Scientists and engineers are increasingly turning to nature to find ways of creating better, tougher, more agile and more versatile robots.

The latest inspiration has been found in the tails of marine seahorses, which feature square bony plates — not something normally seen in nature, where cylindrical shapes are more common for animal tails.

Researchers looking to improve their robots have found the square shape improves the flexibility of seahorse tails without compromising their strength.

It's just the latest in a series of techniques and structures taken from nature that have found their place in robotics.

Tiny robots with a rounded outer shell modeled on that of the cockroach have proven their ability to move through densely-cluttered obstacles, something anyone watching a cockroach scuttle around a kitchen after the lights are turned on, would recognize.

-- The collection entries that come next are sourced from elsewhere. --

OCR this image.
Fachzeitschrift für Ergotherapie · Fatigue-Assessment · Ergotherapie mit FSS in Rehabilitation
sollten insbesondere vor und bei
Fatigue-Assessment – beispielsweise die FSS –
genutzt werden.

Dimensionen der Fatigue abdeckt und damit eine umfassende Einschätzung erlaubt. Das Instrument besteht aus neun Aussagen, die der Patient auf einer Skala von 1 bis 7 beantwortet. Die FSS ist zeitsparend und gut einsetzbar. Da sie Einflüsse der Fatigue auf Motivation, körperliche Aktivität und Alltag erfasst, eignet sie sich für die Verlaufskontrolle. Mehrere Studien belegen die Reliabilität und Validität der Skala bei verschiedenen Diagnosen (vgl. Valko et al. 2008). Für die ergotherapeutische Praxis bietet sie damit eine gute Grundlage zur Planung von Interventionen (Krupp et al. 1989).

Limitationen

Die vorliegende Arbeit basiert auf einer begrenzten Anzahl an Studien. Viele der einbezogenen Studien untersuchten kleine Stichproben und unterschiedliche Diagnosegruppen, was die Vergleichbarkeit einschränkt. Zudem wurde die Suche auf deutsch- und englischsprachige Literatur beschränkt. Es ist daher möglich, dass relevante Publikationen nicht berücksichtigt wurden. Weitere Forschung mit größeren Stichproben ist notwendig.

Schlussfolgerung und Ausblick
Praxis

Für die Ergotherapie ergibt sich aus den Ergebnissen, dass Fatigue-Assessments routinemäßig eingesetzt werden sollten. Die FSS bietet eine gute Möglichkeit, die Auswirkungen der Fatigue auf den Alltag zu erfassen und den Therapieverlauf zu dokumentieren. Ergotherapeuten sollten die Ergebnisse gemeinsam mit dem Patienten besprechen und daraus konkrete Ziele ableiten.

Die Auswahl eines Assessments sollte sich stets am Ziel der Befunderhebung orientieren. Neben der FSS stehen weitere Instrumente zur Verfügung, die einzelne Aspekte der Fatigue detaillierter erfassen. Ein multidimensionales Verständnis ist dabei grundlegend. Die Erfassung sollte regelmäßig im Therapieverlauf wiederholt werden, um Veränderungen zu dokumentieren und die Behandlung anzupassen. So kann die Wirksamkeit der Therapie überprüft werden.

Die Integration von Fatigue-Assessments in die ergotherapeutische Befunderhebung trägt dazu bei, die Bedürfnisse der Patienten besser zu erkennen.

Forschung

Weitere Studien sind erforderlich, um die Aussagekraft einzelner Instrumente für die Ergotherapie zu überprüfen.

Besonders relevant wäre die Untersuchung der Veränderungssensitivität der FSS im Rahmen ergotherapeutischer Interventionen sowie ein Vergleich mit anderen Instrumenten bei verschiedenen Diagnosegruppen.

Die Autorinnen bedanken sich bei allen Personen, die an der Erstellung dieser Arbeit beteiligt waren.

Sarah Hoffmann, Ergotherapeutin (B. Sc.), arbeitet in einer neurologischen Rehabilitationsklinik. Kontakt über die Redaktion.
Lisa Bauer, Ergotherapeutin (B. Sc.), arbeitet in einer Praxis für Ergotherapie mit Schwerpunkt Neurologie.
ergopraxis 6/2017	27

"This is a terrestrial analogy of the streamlined shapes that reduce drag on birds, fish, airplanes and submarines as they move in fluids," lead study author Chen Li of the University of California, Berkeley told Tech Times. "We call this 'terradynamic' streamlining."

A robotics company in Massachusetts has looked to birds to create grasping legs that may someday allow small drones to perch in trees or on wires. The robotic legs, with a motorized claw to tightly hold onto a surface, could help the drone remain upright while observing a distant target.

In confined areas or indoor spaces, the legs could also help the drones to walk and move around to improve their observation vantage points, the researchers say.

Another animal technique useful for sensing and exploring their environment is whiskers — think of the housecat — and scientists have been working on developing "e-whiskers" that can detect slight air movements.

"Whiskers are hairlike tactile sensors used by certain mammals and insects to monitor wind and navigate around local obstacles," say researchers at the University of California who've developed highly sensitive whiskers of carbon nanotubes that can be affixed to robots to provide additional sensing capabilities for navigating their surroundings.

Marine creatures have also provided inspiration for engineers; researchers at the National University of Singapore have been working to create robotic turtles capable of deep ocean missions such as underwater surveillance, oceanic surveys and more deep sea operations.

The robotic turtle will be autonomous, with a computer brain guiding it through difficult underwater environments, the researchers say.

There are probably animals in our world that haven't yet inspired robot design — but you can bet robot engineers aren't going to overlook any possible inspirations from the natural world.